Unconventional Zabbix: Part 1 — Extended External Monitoring

Zabbix 2.2 will be the first version which will allow web scenario templating. But in the days of 1.6, 1.8 and 2.0, I had (still have) serious shortcomings in web monitoring to overcome. I had hundreds of URLs which needed monitoring with a large bulk of them being nearly identical, or at least having identical test URL responses. I had perhaps 5 basic URL types, of which one type alone was over 80% of the sample pool.

Using Zabbix’s native URL monitoring I would have spent hours, perhaps days, entering in each URL, each grep string, each potential response code, just to create the items. After that I’d still have to create triggers (though this part would be largely copy/clone-able). There had to be another way which would allow me to save time and preserve my sanity. Enter custom external monitoring.

Zabbix allows customized external monitoring with a few provisos: Do not overuse external checks! It can decrease performance of the Zabbix system a lot.  I have done some digging and found the reasoning behind this, and found a work-around for the aforementioned “decrease” in performance.

In ordinary Zabbix checks, after a database call for parameters, the call to the remote machine is initiated from within the Zabbix binary (already running).  It’s just a network call.  For an external check, Zabbix must spawn a shell and wait for the exit code to that process before it can free up resources and return the value.  Imagine what happens if you have hundreds of these per minute!  Zabbix could—and likely would—get held up.  The simplest response to this is to make Zabbix call a wrapper script as the external script.  The wrapper script will do little or no processing, pass the args to the actual process and run with an appended ampersand (&) to background the “actual” process and give a near-immediate return.  The “actual” script will send the values back as trapper type using zabbix_sender.  By using this method, I am able to process hundreds of new values per minute in 100% external script setups.

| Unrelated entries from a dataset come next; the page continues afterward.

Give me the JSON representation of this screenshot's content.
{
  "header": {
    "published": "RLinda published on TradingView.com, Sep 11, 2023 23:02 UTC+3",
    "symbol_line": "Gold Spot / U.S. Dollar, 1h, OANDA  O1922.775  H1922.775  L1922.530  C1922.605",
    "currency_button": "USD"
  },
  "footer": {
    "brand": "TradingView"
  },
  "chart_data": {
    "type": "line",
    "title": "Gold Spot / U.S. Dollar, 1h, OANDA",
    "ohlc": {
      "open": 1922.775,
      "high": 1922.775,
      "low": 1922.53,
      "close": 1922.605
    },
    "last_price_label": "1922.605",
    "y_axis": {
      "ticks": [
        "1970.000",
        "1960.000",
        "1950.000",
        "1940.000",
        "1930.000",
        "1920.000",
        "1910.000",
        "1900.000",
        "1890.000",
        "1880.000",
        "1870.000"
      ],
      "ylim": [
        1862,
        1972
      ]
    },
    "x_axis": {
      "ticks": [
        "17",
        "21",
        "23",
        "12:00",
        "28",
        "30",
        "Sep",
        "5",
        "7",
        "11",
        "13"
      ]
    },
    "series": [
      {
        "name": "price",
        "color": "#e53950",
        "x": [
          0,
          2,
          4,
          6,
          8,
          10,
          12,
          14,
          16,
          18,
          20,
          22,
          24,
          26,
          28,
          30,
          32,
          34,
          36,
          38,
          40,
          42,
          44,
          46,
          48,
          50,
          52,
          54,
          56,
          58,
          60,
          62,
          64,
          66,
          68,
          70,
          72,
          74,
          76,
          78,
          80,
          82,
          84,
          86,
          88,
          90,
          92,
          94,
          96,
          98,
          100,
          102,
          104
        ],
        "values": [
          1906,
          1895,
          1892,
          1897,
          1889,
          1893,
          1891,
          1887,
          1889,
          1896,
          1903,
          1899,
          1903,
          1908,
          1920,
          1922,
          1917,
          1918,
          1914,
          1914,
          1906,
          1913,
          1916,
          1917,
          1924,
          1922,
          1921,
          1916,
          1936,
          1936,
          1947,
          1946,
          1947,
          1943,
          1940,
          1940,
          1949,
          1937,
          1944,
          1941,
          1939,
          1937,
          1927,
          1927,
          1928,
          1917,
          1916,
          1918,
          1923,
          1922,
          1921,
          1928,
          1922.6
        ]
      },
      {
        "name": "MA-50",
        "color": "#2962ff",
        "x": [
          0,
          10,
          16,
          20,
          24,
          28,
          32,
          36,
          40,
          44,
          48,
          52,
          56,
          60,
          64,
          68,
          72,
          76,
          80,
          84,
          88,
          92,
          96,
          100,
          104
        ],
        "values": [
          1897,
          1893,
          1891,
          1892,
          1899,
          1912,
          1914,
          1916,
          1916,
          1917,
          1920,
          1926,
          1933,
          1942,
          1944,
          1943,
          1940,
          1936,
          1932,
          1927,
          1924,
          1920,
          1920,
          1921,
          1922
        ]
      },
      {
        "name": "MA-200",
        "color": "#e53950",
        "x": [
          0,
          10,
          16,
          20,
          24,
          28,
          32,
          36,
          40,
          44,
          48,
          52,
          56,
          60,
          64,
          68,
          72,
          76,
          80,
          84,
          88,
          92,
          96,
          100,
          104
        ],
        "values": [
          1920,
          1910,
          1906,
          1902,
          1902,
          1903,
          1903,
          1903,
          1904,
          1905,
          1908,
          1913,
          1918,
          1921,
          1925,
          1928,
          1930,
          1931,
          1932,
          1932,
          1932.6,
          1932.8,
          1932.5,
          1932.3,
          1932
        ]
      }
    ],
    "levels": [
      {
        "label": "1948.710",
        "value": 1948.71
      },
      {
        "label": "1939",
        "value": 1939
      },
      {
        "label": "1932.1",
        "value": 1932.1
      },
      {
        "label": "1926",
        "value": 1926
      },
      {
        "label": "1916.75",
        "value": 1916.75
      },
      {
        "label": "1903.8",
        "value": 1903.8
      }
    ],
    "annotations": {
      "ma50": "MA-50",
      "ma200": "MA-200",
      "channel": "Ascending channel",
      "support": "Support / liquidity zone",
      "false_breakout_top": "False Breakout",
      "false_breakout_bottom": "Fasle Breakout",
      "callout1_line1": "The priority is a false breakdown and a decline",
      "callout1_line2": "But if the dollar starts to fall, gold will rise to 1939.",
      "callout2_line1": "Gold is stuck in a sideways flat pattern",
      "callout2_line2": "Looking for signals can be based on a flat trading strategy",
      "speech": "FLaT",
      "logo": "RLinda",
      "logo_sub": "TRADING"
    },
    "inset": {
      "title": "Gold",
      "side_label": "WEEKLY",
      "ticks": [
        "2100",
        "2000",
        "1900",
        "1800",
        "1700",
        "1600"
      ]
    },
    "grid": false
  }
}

The only down side to this setup that I can ascertain is that I am tracking a Zabbix item whose only purpose is to initiate the external script (the wrapper).  I technically don’t need to have a trigger watching this item as it is always likely to have a zero as its return code (backgrounded shell).  This logic can be extended to a number of other clever tests, such as SSL certificate expiration watching and SSL certificate chain validation.  I will share these in a different post as this post is more about the methodology than the implementation.